Aan de Voorzitter van de Tweede Kamer der Staten-Generaal

Den Haag, 6 februari 2018

In het Wetgevingsoverleg Water van 27 november 2017 (Kamerstuk 34 775 J, nr. 17) heb ik toegezegd uw Kamer over een aantal onderwerpen op korte termijn te informeren. Hierbij stuur ik u die informatie. Voor het onderzoek naar de tweede bron van GenX en de beheerautoriteit Wadden heb ik de Kamer geïnformeerd via separate brieven, Kamerstuk 28 089, nr. 56 (GenX) en zeer recent in een brief van 22 januari jl. (beheerautoriteit Wadden; Kamerstuk 29 684, nr. 154). Tevens informeer ik u over de uitgangspunten die worden gehanteerd bij het beoordelen van de veiligheid van de primaire waterkeringen in Groningen onder invloed van aardbevingen. Dit is gevraagd door mevrouw Van Tongeren aan de Deltacommissaris tijdens een gesprek met de vaste Kamercommissie voor Infrastructuur en Waterstaat.
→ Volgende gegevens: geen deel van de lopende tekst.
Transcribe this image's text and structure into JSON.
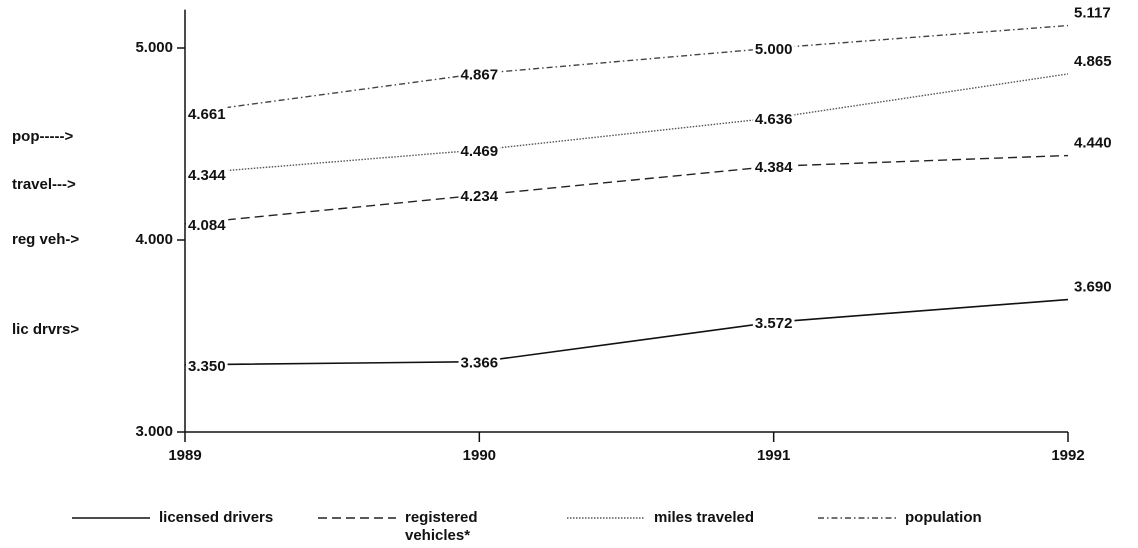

Onafhankelijk onderzoek ten behoeve van de prestatievergelijking van de drinkwaterbedrijven en de rol van de ILT.

In de «evaluatie doelmatigheid drinkwaterwet» (Kamerstuk 27 625, nr. 410) heeft Andersson Elffers Felix (AEF) aanbevolen om periodiek onafhankelijk onderzoek te doen naar de doelmatigheid en de investeringsopgave van drinkwaterbedrijven. Het lid Geurts (CDA) heeft gevraagd om meer duidelijkheid over hoe wordt omgegaan met deze aanbeveling.

  • Voor wat betreft de doelmatigheid zal periodiek onderzoek plaatsvinden naar de productiviteit van zowel de sector als van de individuele bedrijven. In lijn met de aanbeveling van AEF.

  • Ten aanzien van de investeringsopgave dienen de drinkwaterbedrijven de benodigde gegevens te verstrekken. Met die gegevens kan worden nagegaan of de jaarlijkse investeringen in de pas lopen met de totale voorziene investeringsopgave op de middellange termijn.

De aldus verkregen informatie over doelmatigheid en investeringen wordt meegenomen in de prestatievergelijking die het ILT driejaarlijks opstelt en aan uw Kamer wordt gestuurd.

Verder vraagt het lid Geurts hoe de rolverdeling is tussen de drinkwaterbedrijven en de ILT als het gaat om de controle op de juistheid van de aangeleverde gegevens. De drinkwaterbedrijven verzamelen en ordenen de feitelijke gegevens op basis van het door de ILT opgestelde en door mij vastgestelde protocol. Bij de overdracht van de gegevens aan de ILT moeten de drinkwaterbedrijven de juistheid van de gegevens garanderen. Daarvoor dienen zij een onafhankelijke toets te laten uitvoeren. Dit is in lijn met de aanbeveling uit de evaluatie en een extra stap en verbetering ten opzichte van de bestaande situatie.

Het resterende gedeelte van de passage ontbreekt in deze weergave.